Bank records examined in Moncure case
Fredericksburg police obtained warrants this week to search eight banks for financial records of a local real estate investor being investigated on complaints of fraud.
Police got warrants to search Virginia Partners Bank, Central Pacific Bank, Chase Bank, Union First Market Bank, Stellar One Bank, PNC Bank, Bank of America and BB&T for financial records associated with James Ashby Moncure and his wife between January 2009 and this March 14, according to documents in Fredericksburg Circuit Court.
The Fredericksburg Police Department and FBI for the past couple of weeks have been investigating claims that Moncure, 41, obtained millions of dollars by false pretense from dozens of people and failed to repay the money as promised.
Detective Wayne Hunnicutt, a fraud investigation specialist leading the case for the city police, is receiving daily phone calls about more individuals who loaned Moncure money, police spokeswoman Natatia Bledsoe said.
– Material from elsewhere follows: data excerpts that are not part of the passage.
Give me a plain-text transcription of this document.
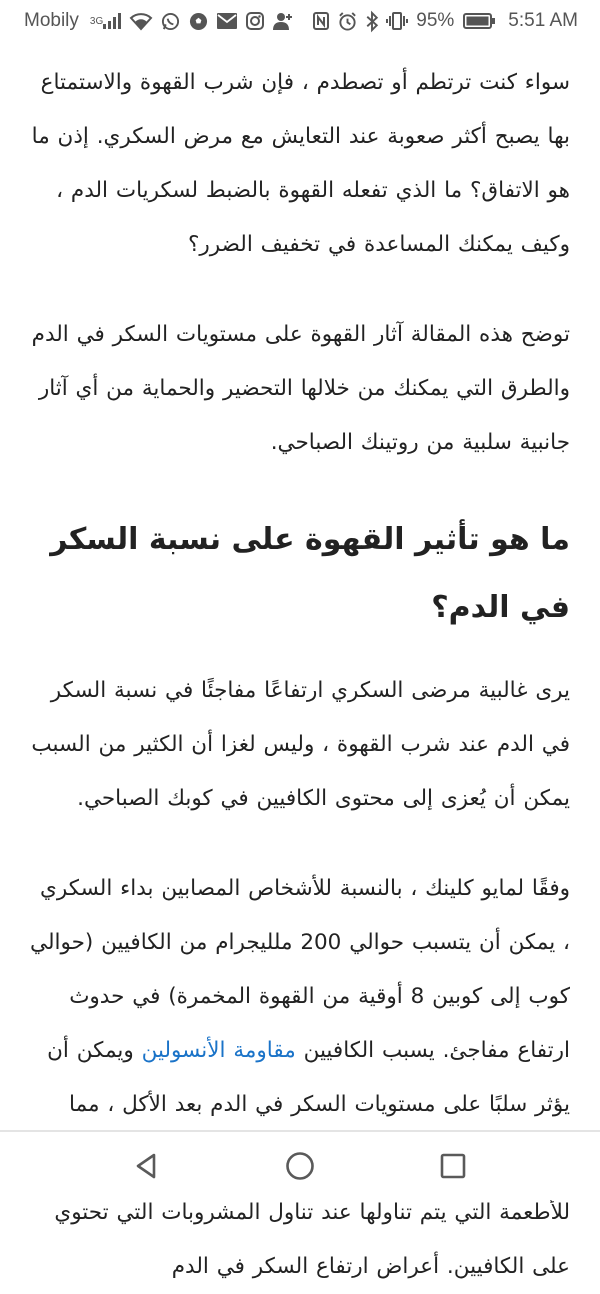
Mobily 3G	95%	5:51 AM

سواء كنت ترتطم أو تصطدم ، فإن شرب القهوة والاستمتاع بها يصبح أكثر صعوبة عند التعايش مع مرض السكري. إذن ما هو الاتفاق؟ ما الذي تفعله القهوة بالضبط لسكريات الدم ، وكيف يمكنك المساعدة في تخفيف الضرر؟

توضح هذه المقالة آثار القهوة على مستويات السكر في الدم والطرق التي يمكنك من خلالها التحضير والحماية من أي آثار جانبية سلبية من روتينك الصباحي.

ما هو تأثير القهوة على نسبة السكر في الدم؟

يرى غالبية مرضى السكري ارتفاعًا مفاجئًا في نسبة السكر في الدم عند شرب القهوة ، وليس لغزا أن الكثير من السبب يمكن أن يُعزى إلى محتوى الكافيين في كوبك الصباحي.

وفقًا لمايو كلينك ، بالنسبة للأشخاص المصابين بداء السكري ، يمكن أن يتسبب حوالي 200 ملليجرام من الكافيين (حوالي كوب إلى كوبين 8 أوقية من القهوة المخمرة) في حدوث ارتفاع مفاجئ. يسبب الكافيين مقاومة الأنسولين ويمكن أن يؤثر سلبًا على مستويات السكر في الدم بعد الأكل ، مما للأطعمة التي يتم تناولها عند تناول المشروبات التي تحتوي على الكافيين. أعراض ارتفاع السكر في الدم
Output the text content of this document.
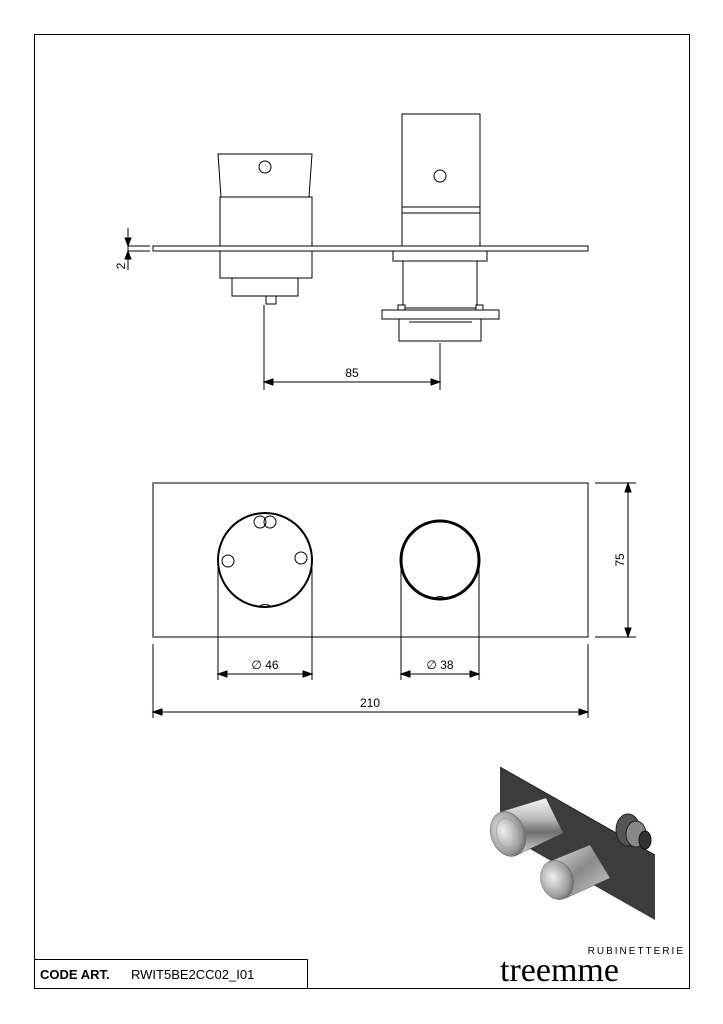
2
85
75
∅ 46	∅ 38
210
CODE ART. RWIT5BE2CC02_I01
RUBINETTERIE
treemme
Last week, police searched a home at 1200 William St. in the city that Moncure has owned since July 2011 and seized financial records and computer hardware. According to the search warrant affidavit filed at that time, there may be at least 30 individuals who lent Moncure money totaling more than $13 million that “was not used what it was intended for” and was not repaid.
Bledsoe said Hunnicutt will meet with the FBI on Friday and should have a better idea then about the number of noteholders and financial losses.
Moncure told individuals that he would use the money to make real estate investments in the area, according to court documents.
Moncure is a partner in the Quantico Corporate Center development in North Stafford and owns all or parts of 16 different properties, most of which are in the area, according to a financing statement filed in Fredericksburg Circuit Court.
The properties are owned either by Moncure himself or through limited liability companies in which he is involved. Those LLCs include Moncure Valley, Saranna, Quantico Business Center, Quantico Business Center II, Moncure Brothers and Minor Moncure.
Union First Market Bank and a division of the Silver Cos. are among those with claims against Moncure, according to court documents.
Silver Capital, a division of the development firm, this past August lent Moncure $400,000 in the form of a promissory note, according to the financing statement. The loan was to be repaid with proceeds from sales of real estate Moncure owns.
Union First Market Bank recently received a judgment of roughly $1.9 million in Caroline Circuit Court against Moncure. The judgment, which involved four separate cases, also requires Moncure to pay the bank 18 percent interest and costs.
The investigation into Moncure began following a long email he sent people to whom he owed money and others in the community early on the morning of March 4. The email indicated that Moncure would not be able to repay the promissory notes despite his original good intentions.
Moncure is represented by attorney Steven T. Webster of the Alexandria-based law firm Webster Book LLP. Webster said in an email that he has been asked to make “appropriate arrangements” to repay Moncure’s lenders. He asked the community to withhold judgments until all the facts are known.
The charge that Moncure is being investigated for—obtaining money by false pretense—is a Class 4 felony punishable in Virginia by up to 10 years in prison and a $100,000 fine. The FBI, which is already involved in the investigation, may soon take over the case.
No charges have been filed.
It is unclear how the borrowed money was used. In his March 4 email to noteholders, Moncure referenced that he used an Ameritrade account and became overextended. The email also noted the risks of using leverage and the options market.
Numerous people who received the March 4 email contacted authorities to report their concern about Moncure’s well-being. The married father of two was found unharmed in Stafford later that morning.